After the third-round, Spieth was in a four-way tie for the lead and was anticipating the 18th would play as a par 4 in the final round. He suggested he would have played down the adjacent No. 1 fairway "even though it adds 20 yards to the hole. It's going to be based on the position I'm in. I hope to hit a 6-iron off that tee, but that would mean things have to go very well before that."

Overall, the USGA tried to keep Chambers Bay playable, moving up several tees and playing the course at 7,384 yards on Sunday. In the second round, the front nine played 4,020 yards, and the full length was 7,695.

Sip of water for greens

The USGA also reportedly put more water on the greens Saturday night to preserve them for the final round.

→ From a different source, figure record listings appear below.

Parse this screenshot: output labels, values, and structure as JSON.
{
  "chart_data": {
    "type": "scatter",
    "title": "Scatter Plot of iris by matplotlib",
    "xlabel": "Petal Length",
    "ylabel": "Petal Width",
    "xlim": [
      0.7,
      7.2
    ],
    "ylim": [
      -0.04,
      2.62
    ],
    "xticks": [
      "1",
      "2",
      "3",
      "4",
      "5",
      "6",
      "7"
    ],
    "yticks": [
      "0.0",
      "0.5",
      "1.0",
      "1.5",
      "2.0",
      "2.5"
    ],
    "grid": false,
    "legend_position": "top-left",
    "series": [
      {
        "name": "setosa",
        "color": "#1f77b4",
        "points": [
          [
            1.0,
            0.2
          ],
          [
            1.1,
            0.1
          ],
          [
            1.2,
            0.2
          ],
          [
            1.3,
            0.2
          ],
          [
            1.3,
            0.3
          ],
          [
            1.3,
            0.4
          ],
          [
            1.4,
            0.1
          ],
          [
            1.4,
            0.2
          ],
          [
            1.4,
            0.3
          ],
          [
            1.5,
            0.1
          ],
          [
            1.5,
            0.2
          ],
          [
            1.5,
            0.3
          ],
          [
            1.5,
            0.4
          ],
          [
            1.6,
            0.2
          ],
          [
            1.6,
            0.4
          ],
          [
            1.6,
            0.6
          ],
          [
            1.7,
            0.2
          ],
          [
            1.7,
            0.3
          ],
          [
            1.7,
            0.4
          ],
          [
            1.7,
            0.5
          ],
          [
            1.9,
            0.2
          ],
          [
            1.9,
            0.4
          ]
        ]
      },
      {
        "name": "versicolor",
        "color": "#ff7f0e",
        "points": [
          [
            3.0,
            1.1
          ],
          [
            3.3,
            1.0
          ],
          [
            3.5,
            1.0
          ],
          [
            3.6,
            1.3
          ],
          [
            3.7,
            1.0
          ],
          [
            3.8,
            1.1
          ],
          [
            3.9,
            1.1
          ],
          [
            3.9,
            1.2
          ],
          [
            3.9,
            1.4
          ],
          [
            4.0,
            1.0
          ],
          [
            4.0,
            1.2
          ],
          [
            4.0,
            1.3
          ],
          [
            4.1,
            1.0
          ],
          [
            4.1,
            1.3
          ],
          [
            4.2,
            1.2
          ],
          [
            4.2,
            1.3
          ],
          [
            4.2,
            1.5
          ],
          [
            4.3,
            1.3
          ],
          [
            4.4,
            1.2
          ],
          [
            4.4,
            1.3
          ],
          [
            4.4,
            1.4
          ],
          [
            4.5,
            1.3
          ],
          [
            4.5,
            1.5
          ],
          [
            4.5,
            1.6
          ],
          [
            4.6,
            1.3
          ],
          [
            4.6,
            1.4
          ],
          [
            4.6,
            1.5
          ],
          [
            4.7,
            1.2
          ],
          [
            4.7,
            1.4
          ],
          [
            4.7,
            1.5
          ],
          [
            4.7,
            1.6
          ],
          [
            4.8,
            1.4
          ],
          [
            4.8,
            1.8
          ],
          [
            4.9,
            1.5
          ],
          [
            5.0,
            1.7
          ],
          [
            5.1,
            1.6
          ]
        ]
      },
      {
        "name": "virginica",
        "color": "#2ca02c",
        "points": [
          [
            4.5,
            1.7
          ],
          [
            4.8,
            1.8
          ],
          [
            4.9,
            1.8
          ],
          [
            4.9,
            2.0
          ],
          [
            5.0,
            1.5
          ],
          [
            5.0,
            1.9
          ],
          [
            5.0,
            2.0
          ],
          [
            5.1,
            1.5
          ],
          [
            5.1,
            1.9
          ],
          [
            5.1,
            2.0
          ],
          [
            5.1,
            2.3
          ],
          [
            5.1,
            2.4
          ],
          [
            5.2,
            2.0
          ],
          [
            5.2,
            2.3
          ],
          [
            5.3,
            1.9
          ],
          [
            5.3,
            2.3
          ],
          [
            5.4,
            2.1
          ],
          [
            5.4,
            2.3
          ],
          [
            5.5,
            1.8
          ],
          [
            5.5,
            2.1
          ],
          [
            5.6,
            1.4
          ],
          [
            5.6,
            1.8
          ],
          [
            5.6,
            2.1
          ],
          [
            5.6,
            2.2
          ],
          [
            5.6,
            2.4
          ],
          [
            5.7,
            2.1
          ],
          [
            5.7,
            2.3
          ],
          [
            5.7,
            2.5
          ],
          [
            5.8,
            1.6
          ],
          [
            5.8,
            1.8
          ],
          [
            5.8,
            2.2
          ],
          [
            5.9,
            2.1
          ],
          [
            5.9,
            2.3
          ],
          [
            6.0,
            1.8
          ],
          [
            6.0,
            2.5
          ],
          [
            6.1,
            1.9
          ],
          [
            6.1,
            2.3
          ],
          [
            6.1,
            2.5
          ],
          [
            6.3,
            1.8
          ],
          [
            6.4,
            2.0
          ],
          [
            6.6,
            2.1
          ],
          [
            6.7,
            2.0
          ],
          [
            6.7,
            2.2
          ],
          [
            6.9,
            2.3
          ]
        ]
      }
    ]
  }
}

Louis Oosthuizen, who was tied for fifth at 1-under, after three rounds, said, "The greens are so firm now, and it's pretty dead, the grass, so you need to work the slopes on the greens to get it close . . . The first hole doesn't look too good. I think everyone expected the greens to be better."

Chip shots

Oosthuizen shot a first-round 77, but his 66-66-132 in the middle 36 holes set a U.S. Open record, one stroke less than Loren Roberts (1994) and Jim Furyk (2003). The biggest comeback over the final 54 holes by a winner was in 1955 by Jack Fleck, who was nine shots back after the first round. Oosthuizen trailed by 12 . . . Chris Kirk made a 10 at the par 4 first hole after attempting five approaches from below the green that all rolled back down to his feet . . . Former St. John's player Keegan Bradley nearly holed his drive on the 270-yard par 4 12th, where his ball rolled up a slope on the right, back over to the slope on the left and down within a foot of the pin. He tapped in the eagle putt.